While these requirements may seem onerous, they do actually save money if applied rigorously and without excessive bureaucracy.  Centralized data governance is not always something you want a team of auditors to be put in charge of.  The data architects responsible for data governance need to have the trust of the business, and this is something that is earned, not simply granted. 

However, this is what architects do.  We sit in the grey zone between the business and technology stacks.  We help business people identify what technology solutions are worth investing in, and we keep technologists focused on the delivery of positive business outcomes.  We need the trust of both parties, and in the last couple of decades, there have been plenty of situations where we have let both sides down.  Architects need to climb out of the ivory tower and engage directly with technologists for the full life of every system.  Architects also need to be cognizant of business value and ensure that our designs and recommendations yield every cent of ROI promised.

And to me, the most critical architect of the lot is the data architect.  Failing to model and govern data and system-wide information behaviour effectively sets everyone else up for failure.  If a data architect can’t get the ears of individual application architects then they set their peers’ projects up for diminished value, if not outright failure.  If a data architect can’t get the buy-in from a solution or sales architect to ensure that the appropriate governance processes are properly scoped and delivered, then they can likewise take some ownership of the failure.  Data architects need to ensure that infrastructure architects understand the workloads and network traffic requirements that will need to be delivered in order to deliver a healthy solution.  And data architects need to have the ear of enterprise architects to ensure that the importance of doing data properly isn’t lost in translation between the EA and their executive clients.  Don’t get me wrong… the other folks still need to get their pieces right, but if a data architect gets it wrong, everyone else suffers.

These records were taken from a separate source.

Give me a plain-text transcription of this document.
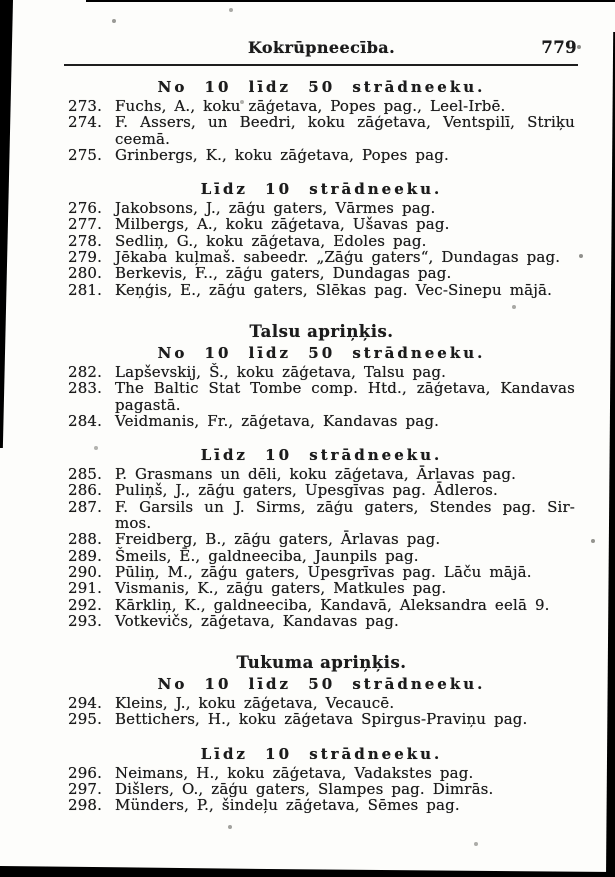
Kokrūpneecība.	779
No 10 līdz 50 strādneeku.
273. Fuchs, A., koku zāģetava, Popes pag., Leel-Irbē.
274. F. Assers, un Beedri, koku zāģetava, Ventspilī, Striķu
ceemā.
275. Grinbergs, K., koku zāģetava, Popes pag.
Līdz 10 strādneeku.
276. Jakobsons, J., zāģu gaters, Vārmes pag.
277. Milbergs, A., koku zāģetava, Ušavas pag.
278. Sedliņ, G., koku zāģetava, Edoles pag.
279. Jēkaba kuļmaš. sabeedr. „Zāģu gaters“, Dundagas pag.
280. Berkevis, F.., zāģu gaters, Dundagas pag.
281. Keņģis, E., zāģu gaters, Slēkas pag. Vec-Sinepu mājā.
Talsu apriņķis.
No 10 līdz 50 strādneeku.
282. Lapševskij, Š., koku zāģetava, Talsu pag.
283. The Baltic Stat Tombe comp. Htd., zāģetava, Kandavas
pagastā.
284. Veidmanis, Fr., zāģetava, Kandavas pag.
Līdz 10 strādneeku.
285. P. Grasmans un dēli, koku zāģetava, Ārlavas pag.
286. Puliņš, J., zāģu gaters, Upesgīvas pag. Ādleros.
287. F. Garsils un J. Sirms, zāģu gaters, Stendes pag. Sir-
mos.
288. Freidberg, B., zāģu gaters, Ārlavas pag.
289. Šmeils, Ē., galdneeciba, Jaunpils pag.
290. Pūliņ, M., zāģu gaters, Upesgrīvas pag. Lāču mājā.
291. Vismanis, K., zāģu gaters, Matkules pag.
292. Kārkliņ, K., galdneeciba, Kandavā, Aleksandra eelā 9.
293. Votkevičs, zāģetava, Kandavas pag.
Tukuma apriņķis.
No 10 līdz 50 strādneeku.
294. Kleins, J., koku zāģetava, Vecaucē.
295. Bettichers, H., koku zāģetava Spirgus-Praviņu pag.
Līdz 10 strādneeku.
296. Neimans, H., koku zāģetava, Vadakstes pag.
297. Dišlers, O., zāģu gaters, Slampes pag. Dimrās.
298. Münders, P., šindeļu zāģetava, Sēmes pag.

This is one of the reasons I’ve been lobbying PASS to create a Data Architecture virtual chapter for SQL Server.  I’m starting to get some traction, so watch this space for more updates.


  1. Glad you attended the user group meeting. EntitySpaces is architected the way it is because it's the way we like to work, it's extremely fast, maintenance free, database independent, and extremely flexible. We specifically don't like modeling our code so that it's different than our database. I have never bought into that. EntitySpaces is used in some very complex sites including fortune 50's and 500's, by the defense industry, many government sites, hospitals, and in many Compact Framework applications and even under Mono quite often. We've been around since 2006 so we are doing something right ;)

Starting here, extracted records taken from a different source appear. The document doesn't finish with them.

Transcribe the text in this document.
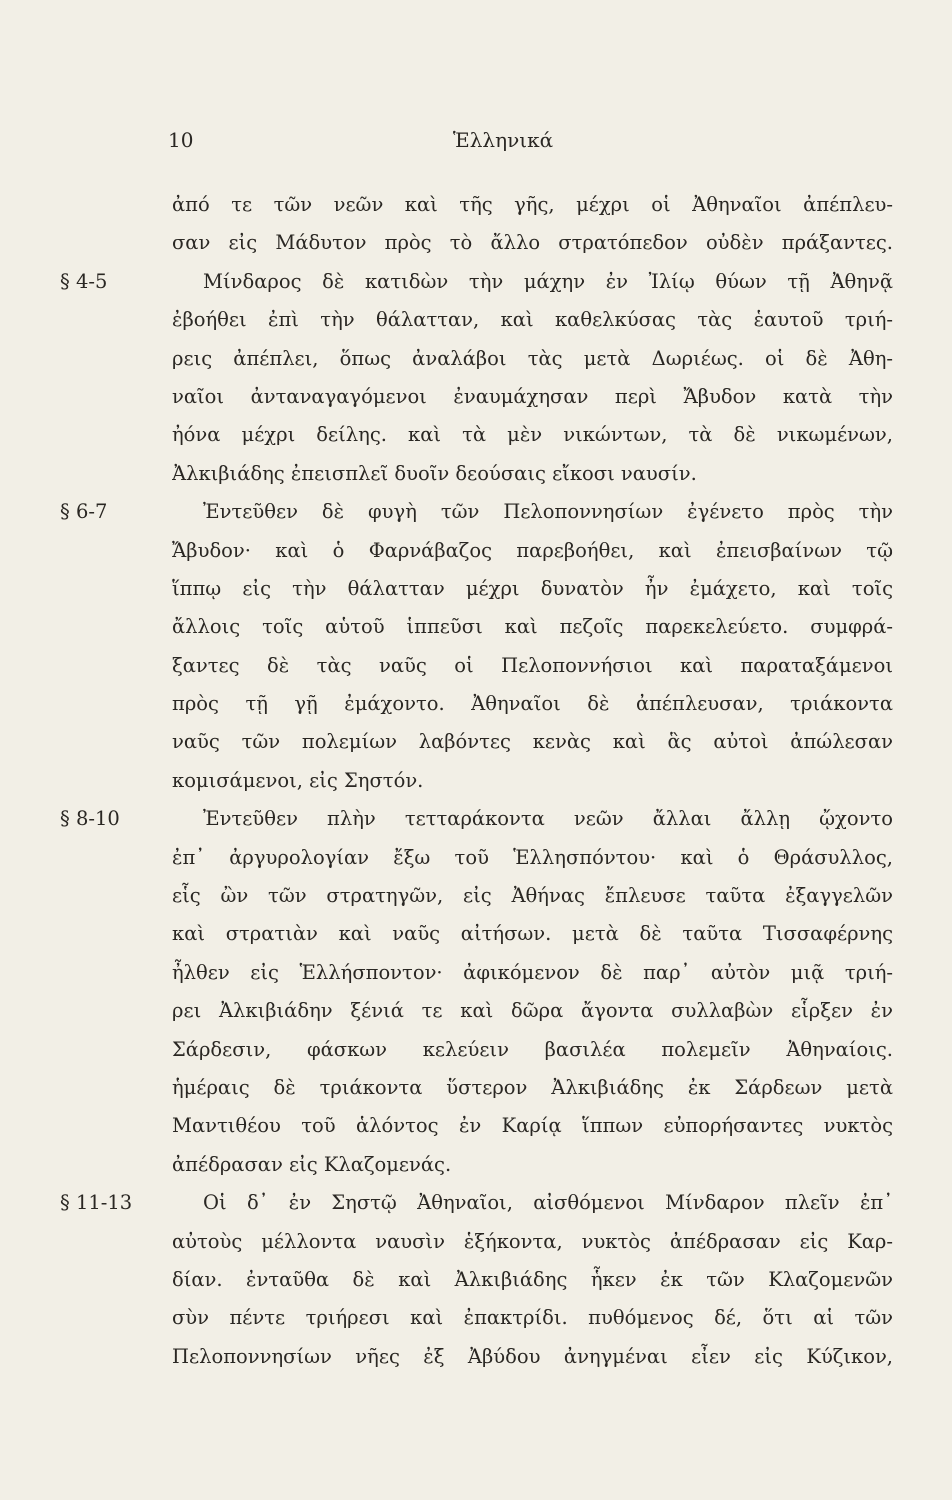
10	Ἑλληνικά
ἀπό τε τῶν νεῶν καὶ τῆς γῆς, μέχρι οἱ Ἀθηναῖοι ἀπέπλευ-
σαν εἰς Μάδυτον πρὸς τὸ ἄλλο στρατόπεδον οὐδὲν πράξαντες.
§ 4-5	Μίνδαρος δὲ κατιδὼν τὴν μάχην ἐν Ἰλίῳ θύων τῇ Ἀθηνᾷ
ἐβοήθει ἐπὶ τὴν θάλατταν, καὶ καθελκύσας τὰς ἑαυτοῦ τριή-
ρεις ἀπέπλει, ὅπως ἀναλάβοι τὰς μετὰ Δωριέως. οἱ δὲ Ἀθη-
ναῖοι ἀνταναγαγόμενοι ἐναυμάχησαν περὶ Ἄβυδον κατὰ τὴν
ἠόνα μέχρι δείλης. καὶ τὰ μὲν νικώντων, τὰ δὲ νικωμένων,
Ἀλκιβιάδης ἐπεισπλεῖ δυοῖν δεούσαις εἴκοσι ναυσίν.
§ 6-7	Ἐντεῦθεν δὲ φυγὴ τῶν Πελοποννησίων ἐγένετο πρὸς τὴν
Ἄβυδον· καὶ ὁ Φαρνάβαζος παρεβοήθει, καὶ ἐπεισβαίνων τῷ
ἵππῳ εἰς τὴν θάλατταν μέχρι δυνατὸν ἦν ἐμάχετο, καὶ τοῖς
ἄλλοις τοῖς αὑτοῦ ἱππεῦσι καὶ πεζοῖς παρεκελεύετο. συμφρά-
ξαντες δὲ τὰς ναῦς οἱ Πελοποννήσιοι καὶ παραταξάμενοι
πρὸς τῇ γῇ ἐμάχοντο. Ἀθηναῖοι δὲ ἀπέπλευσαν, τριάκοντα
ναῦς τῶν πολεμίων λαβόντες κενὰς καὶ ἃς αὐτοὶ ἀπώλεσαν
κομισάμενοι, εἰς Σηστόν.
§ 8-10	Ἐντεῦθεν πλὴν τετταράκοντα νεῶν ἄλλαι ἄλλῃ ᾤχοντο
ἐπ᾽ ἀργυρολογίαν ἔξω τοῦ Ἑλλησπόντου· καὶ ὁ Θράσυλλος,
εἷς ὢν τῶν στρατηγῶν, εἰς Ἀθήνας ἔπλευσε ταῦτα ἐξαγγελῶν
καὶ στρατιὰν καὶ ναῦς αἰτήσων. μετὰ δὲ ταῦτα Τισσαφέρνης
ἦλθεν εἰς Ἑλλήσποντον· ἀφικόμενον δὲ παρ᾽ αὐτὸν μιᾷ τριή-
ρει Ἀλκιβιάδην ξένιά τε καὶ δῶρα ἄγοντα συλλαβὼν εἷρξεν ἐν
Σάρδεσιν, φάσκων κελεύειν βασιλέα πολεμεῖν Ἀθηναίοις.
ἡμέραις δὲ τριάκοντα ὕστερον Ἀλκιβιάδης ἐκ Σάρδεων μετὰ
Μαντιθέου τοῦ ἁλόντος ἐν Καρίᾳ ἵππων εὐπορήσαντες νυκτὸς
ἀπέδρασαν εἰς Κλαζομενάς.
§ 11-13	Οἱ δ᾽ ἐν Σηστῷ Ἀθηναῖοι, αἰσθόμενοι Μίνδαρον πλεῖν ἐπ᾽
αὐτοὺς μέλλοντα ναυσὶν ἑξήκοντα, νυκτὸς ἀπέδρασαν εἰς Καρ-
δίαν. ἐνταῦθα δὲ καὶ Ἀλκιβιάδης ἧκεν ἐκ τῶν Κλαζομενῶν
σὺν πέντε τριήρεσι καὶ ἐπακτρίδι. πυθόμενος δέ, ὅτι αἱ τῶν
Πελοποννησίων νῆες ἐξ Ἀβύδου ἀνηγμέναι εἶεν εἰς Κύζικον,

  2. Thanks for the comment. :) I'm not necessarily bagging Entity Spaces per se... just stating that in my opinion the jury's still out on the approach of generating loads of files - it seems to me to be a brittle architecture if someone who doesn't know ES well starts tinkering with the generated files. This is why I prefer the runtime factory approach - people can't ignorantly dig into the innards and break the workings of the framework. When you have the power of generics, lambda expressions and anonymous functions at your disposal in the .NET Framework, I think the opportunities for effective late-bound solutions are far greater than they were when MyGeneration and Entity Spaces first started kicking around.